The unanimous ruling, written by Justice Michael Noriega, resolves a lawsuit filed by two drivers who argued they were owed refunds after the surcharge was supposedly invalidated in 2016.
The case dates to 2014, when lawmakers required municipalities to equip police vehicles with dashboard cameras if they were primarily used for traffic stops. To help pay for it, lawmakers raised the DWI surcharge fee from $100 to $125, directing the additional $25 to the cost of the cameras.
Deptford Township challenged the camera mandate in 2015 before the Council on Local Mandates, a state body created by a 1995 constitutional amendment to decide whether state laws should stick local governments with unfunded costs. The township argued that the surcharge wouldn’t come close to covering the expense.

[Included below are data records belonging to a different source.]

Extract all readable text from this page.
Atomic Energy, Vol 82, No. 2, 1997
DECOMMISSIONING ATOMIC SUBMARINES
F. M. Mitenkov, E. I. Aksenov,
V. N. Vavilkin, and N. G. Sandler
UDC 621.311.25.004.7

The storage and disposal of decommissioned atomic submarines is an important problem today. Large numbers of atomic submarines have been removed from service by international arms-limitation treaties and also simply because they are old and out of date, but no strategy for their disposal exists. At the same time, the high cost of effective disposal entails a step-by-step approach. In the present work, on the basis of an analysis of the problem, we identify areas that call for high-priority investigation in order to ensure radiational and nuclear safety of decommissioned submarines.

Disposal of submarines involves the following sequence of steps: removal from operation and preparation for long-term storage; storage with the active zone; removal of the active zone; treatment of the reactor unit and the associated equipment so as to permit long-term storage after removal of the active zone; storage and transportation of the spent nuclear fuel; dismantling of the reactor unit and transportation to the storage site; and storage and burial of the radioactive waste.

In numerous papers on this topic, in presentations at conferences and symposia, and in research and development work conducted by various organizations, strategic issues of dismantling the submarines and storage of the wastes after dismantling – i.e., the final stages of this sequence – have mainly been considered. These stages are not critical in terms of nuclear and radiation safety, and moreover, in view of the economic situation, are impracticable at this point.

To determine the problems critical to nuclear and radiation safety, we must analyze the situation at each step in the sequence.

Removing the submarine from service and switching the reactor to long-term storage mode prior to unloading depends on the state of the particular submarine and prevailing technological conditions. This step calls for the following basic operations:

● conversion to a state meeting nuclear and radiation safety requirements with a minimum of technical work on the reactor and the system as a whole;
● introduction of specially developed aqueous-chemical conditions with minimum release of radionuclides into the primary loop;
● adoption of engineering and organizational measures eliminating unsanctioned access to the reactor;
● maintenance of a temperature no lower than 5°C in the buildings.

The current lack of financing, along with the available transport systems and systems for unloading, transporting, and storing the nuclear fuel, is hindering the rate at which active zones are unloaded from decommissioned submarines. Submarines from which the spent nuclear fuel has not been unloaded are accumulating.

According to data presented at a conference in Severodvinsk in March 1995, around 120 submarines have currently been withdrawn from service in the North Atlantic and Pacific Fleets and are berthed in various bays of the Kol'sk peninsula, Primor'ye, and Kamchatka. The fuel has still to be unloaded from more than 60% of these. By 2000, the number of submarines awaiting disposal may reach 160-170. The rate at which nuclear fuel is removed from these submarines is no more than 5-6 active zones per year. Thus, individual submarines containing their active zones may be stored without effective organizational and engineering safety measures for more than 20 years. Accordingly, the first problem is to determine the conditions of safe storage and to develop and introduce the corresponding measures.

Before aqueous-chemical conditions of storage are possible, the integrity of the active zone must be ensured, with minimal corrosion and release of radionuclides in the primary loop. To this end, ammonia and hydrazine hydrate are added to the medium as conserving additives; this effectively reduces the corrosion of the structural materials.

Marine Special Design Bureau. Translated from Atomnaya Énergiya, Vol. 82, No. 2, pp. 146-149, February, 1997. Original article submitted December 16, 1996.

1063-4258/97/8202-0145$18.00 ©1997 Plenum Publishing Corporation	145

The council agreed in 2016, and went a step further by declaring the $25 surcharge as “nugatory,” or invalid, even though Deptford never asked it to rule on the surcharge itself.
Rebecca Reed and Amanda Curry, two women who were convicted of DWI, sued in 2021 and argued that the council’s finding meant that the surcharge wasn’t valid, and that they and other drivers were owed $25 refunds. A trial court and the Appellate Division both rejected that argument, ruling the surcharge was a separate funding mechanism.
The state Supreme Court agreed with the lower courts, but also rejected the state’s broader arguments that council rulings are off-limits to judicial reviews. The justices held that courts can’t second-guess the council’s determination of what counts as an unfunded mandate — that stays a “political” decision, not a judicial one.
But courts can step in when the council goes beyond that authority, the ruling determined. The council’s own statute limits its rulings to the “specific provision” in dispute and requires it to leave the rest of a law intact “as far as possible.”
The justices also said that the council’s 2016 decision “swept beyond the unfunded mandate and purported to nullify a revenue provision that was neither an unfunded mandate nor an issue before the Council.”
“The authority to revise, repurpose, strike, or sever a funding provision lies with the Legislature, not the Council,” the court wrote, adding that it’s now up to lawmakers to decide what happens to the surcharge.